Over the same time, Fed Chair Ben Bernanke was speaking with Bank of Japan Governor Masaaki Shirakawa and Trichet. At around 3:30 p.m., President Obama was advised of three options on the table: verbal intervention, support for Japanese unilateral intervention and coordinated intervention. He was said to give his consent for Geithner to agree to whatever Japan requested, assuming it was within reason.
It’s unclear when the idea of coordinated intervention coalesced. At 4 p.m. Geithner spoke with Japanese Finance Minister Yoshihiko Noda, who then floated the idea of coordinated intervention. He suggested that markets’ knowledge of the G7 meeting had raised expectations for strong action. About 90 minutes later, US, Euro Area and Japanese officials hammered out a plan which was then agreed at the 6 p.m. G7 call.

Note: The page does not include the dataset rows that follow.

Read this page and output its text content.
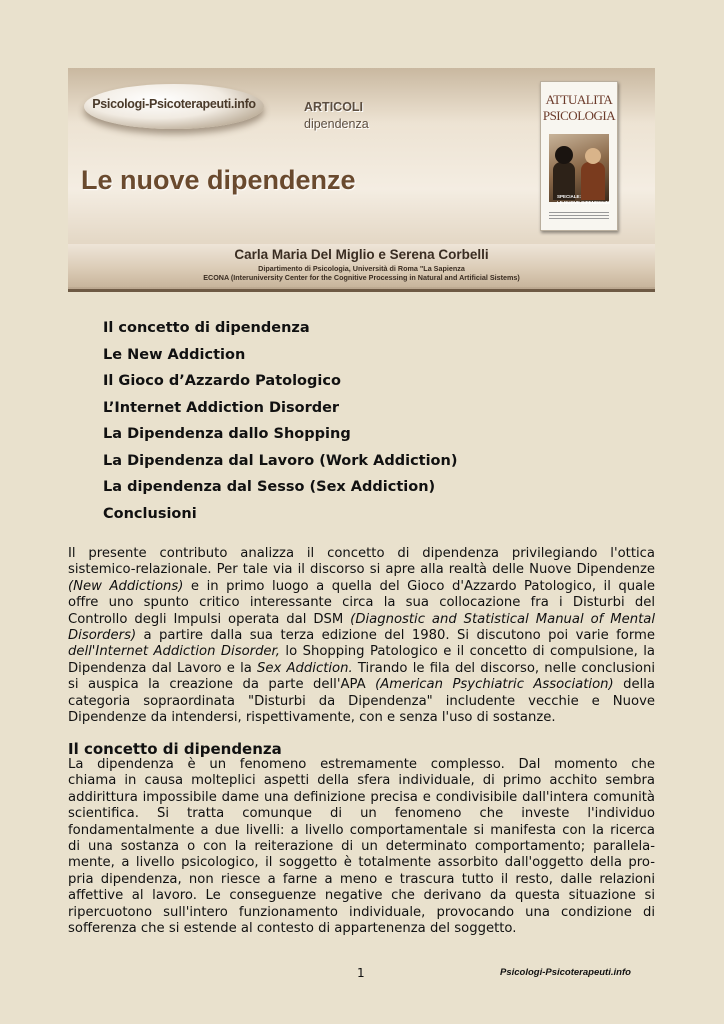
Psicologi-Psicoterapeuti.info	ARTICOLI
dipendenza
Le nuove dipendenze
Carla Maria Del Miglio e Serena Corbelli
Dipartimento di Psicologia, Università di Roma "La Sapienza
ECONA (Interuniversity Center for the Cognitive Processing in Natural and Artificial Sistems)
ATTUALITA
PSICOLOGIA
SPECIALE:
LE NUOVE DIPENDENZE
Il concetto di dipendenza
Le New Addiction
Il Gioco d’Azzardo Patologico
L’Internet Addiction Disorder
La Dipendenza dallo Shopping
La Dipendenza dal Lavoro (Work Addiction)
La dipendenza dal Sesso (Sex Addiction)
Conclusioni
Il presente contributo analizza il concetto di dipendenza privilegiando l'ottica
sistemico-relazionale. Per tale via il discorso si apre alla realtà delle Nuove Dipendenze
(New Addictions) e in primo luogo a quella del Gioco d'Azzardo Patologico, il quale
offre uno spunto critico interessante circa la sua collocazione fra i Disturbi del
Controllo degli Impulsi operata dal DSM (Diagnostic and Statistical Manual of Mental
Disorders) a partire dalla sua terza edizione del 1980. Si discutono poi varie forme
dell'Internet Addiction Disorder, lo Shopping Patologico e il concetto di compulsione, la
Dipendenza dal Lavoro e la Sex Addiction. Tirando le fila del discorso, nelle conclusioni
si auspica la creazione da parte dell'APA (American Psychiatric Association) della
categoria sopraordinata "Disturbi da Dipendenza" includente vecchie e Nuove
Dipendenze da intendersi, rispettivamente, con e senza l'uso di sostanze.
Il concetto di dipendenza
La dipendenza è un fenomeno estremamente complesso. Dal momento che
chiama in causa molteplici aspetti della sfera individuale, di primo acchito sembra
addirittura impossibile dame una definizione precisa e condivisibile dall'intera comunità
scientifica. Si tratta comunque di un fenomeno che investe l'individuo
fondamentalmente a due livelli: a livello comportamentale si manifesta con la ricerca
di una sostanza o con la reiterazione di un determinato comportamento; parallela-
mente, a livello psicologico, il soggetto è totalmente assorbito dall'oggetto della pro-
pria dipendenza, non riesce a farne a meno e trascura tutto il resto, dalle relazioni
affettive al lavoro. Le conseguenze negative che derivano da questa situazione si
ripercuotono sull'intero funzionamento individuale, provocando una condizione di
sofferenza che si estende al contesto di appartenenza del soggetto.
1	Psicologi-Psicoterapeuti.info
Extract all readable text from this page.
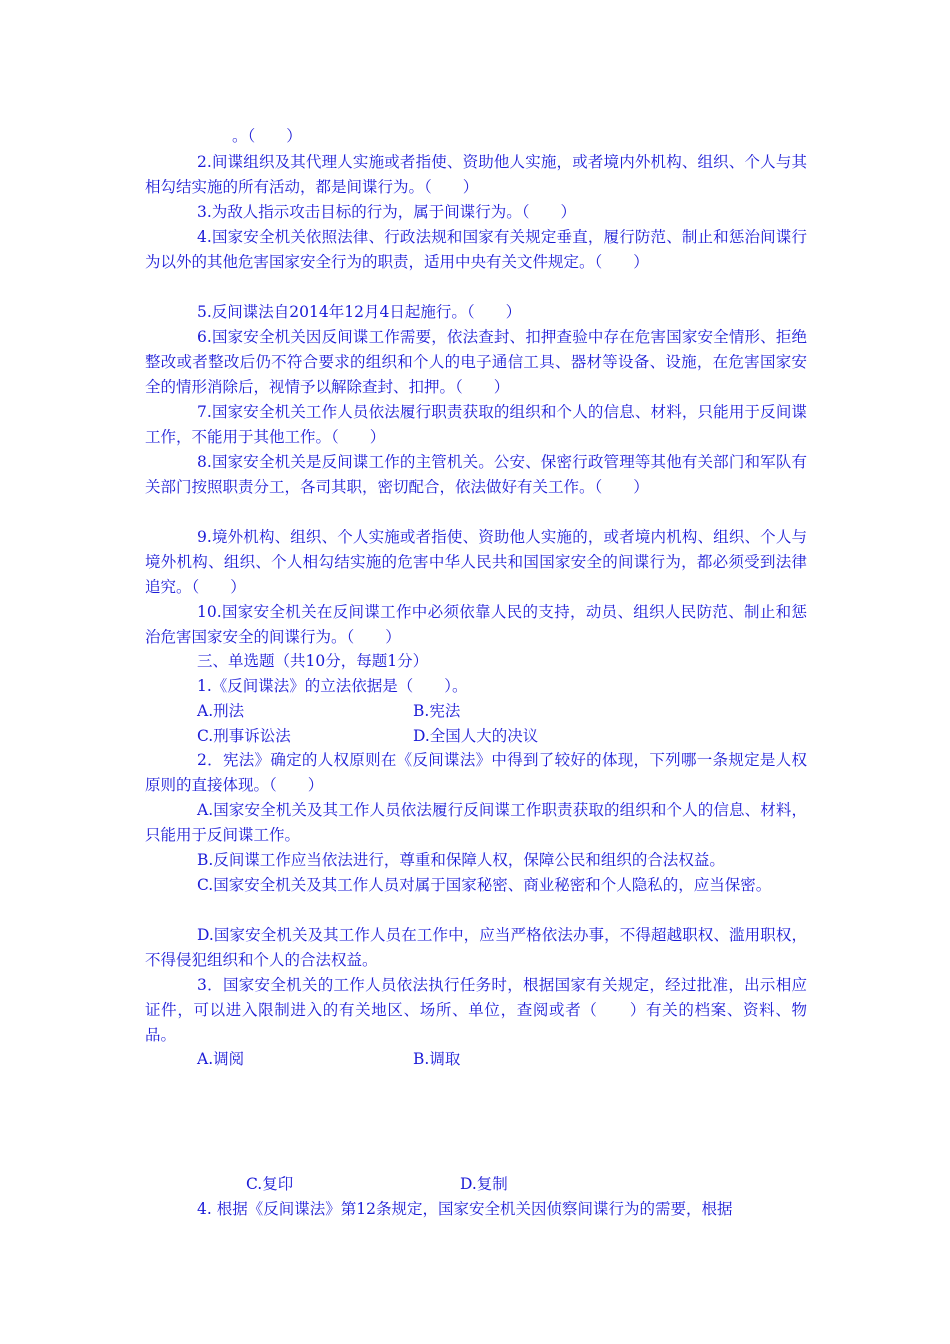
。（　　）

2.间谍组织及其代理人实施或者指使、资助他人实施，或者境内外机构、组织、个人与其相勾结实施的所有活动，都是间谍行为。（　　）

3.为敌人指示攻击目标的行为，属于间谍行为。（　　）

4.国家安全机关依照法律、行政法规和国家有关规定垂直，履行防范、制止和惩治间谍行为以外的其他危害国家安全行为的职责，适用中央有关文件规定。（　　）

5.反间谍法自2014年12月4日起施行。（　　）

6.国家安全机关因反间谍工作需要，依法查封、扣押查验中存在危害国家安全情形、拒绝整改或者整改后仍不符合要求的组织和个人的电子通信工具、器材等设备、设施，在危害国家安全的情形消除后，视情予以解除查封、扣押。（　　）

7.国家安全机关工作人员依法履行职责获取的组织和个人的信息、材料，只能用于反间谍工作，不能用于其他工作。（　　）

8.国家安全机关是反间谍工作的主管机关。公安、保密行政管理等其他有关部门和军队有关部门按照职责分工，各司其职，密切配合，依法做好有关工作。（　　）

9.境外机构、组织、个人实施或者指使、资助他人实施的，或者境内机构、组织、个人与境外机构、组织、个人相勾结实施的危害中华人民共和国国家安全的间谍行为，都必须受到法律追究。（　　）

10.国家安全机关在反间谍工作中必须依靠人民的支持，动员、组织人民防范、制止和惩治危害国家安全的间谍行为。（　　）

三、单选题（共10分，每题1分）

1.《反间谍法》的立法依据是（　　）。

A.刑法	B.宪法

C.刑事诉讼法	D.全国人大的决议

2．宪法》确定的人权原则在《反间谍法》中得到了较好的体现，下列哪一条规定是人权原则的直接体现。（　　）

A.国家安全机关及其工作人员依法履行反间谍工作职责获取的组织和个人的信息、材料，只能用于反间谍工作。

B.反间谍工作应当依法进行，尊重和保障人权，保障公民和组织的合法权益。

C.国家安全机关及其工作人员对属于国家秘密、商业秘密和个人隐私的，应当保密。

D.国家安全机关及其工作人员在工作中，应当严格依法办事，不得超越职权、滥用职权，不得侵犯组织和个人的合法权益。

3．国家安全机关的工作人员依法执行任务时，根据国家有关规定，经过批准，出示相应证件，可以进入限制进入的有关地区、场所、单位，查阅或者（　　）有关的档案、资料、物品。

A.调阅	B.调取

C.复印	D.复制

4. 根据《反间谍法》第12条规定，国家安全机关因侦察间谍行为的需要，根据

The thinking of the US Treasury Secretary, people familiar with the matter said, was that Japan had a long list of very serious problems and that the yen should not be one of them. He believed that, when asked by Japan, the US and the world should act to remove volatility from the market so Japan could focus on the more critical life and death issues it faced.
He is said to see this as not precedent setting, but unique to the extraordinary disasters that have shaken the world's third largest economy and are still playing out.
The Obama administration could face some criticism for helping Japanese exporters. But Geithner believed that there are probably as many US companies hurt by the potential of lack of supply from Japan, making the effect on the US probably a wash.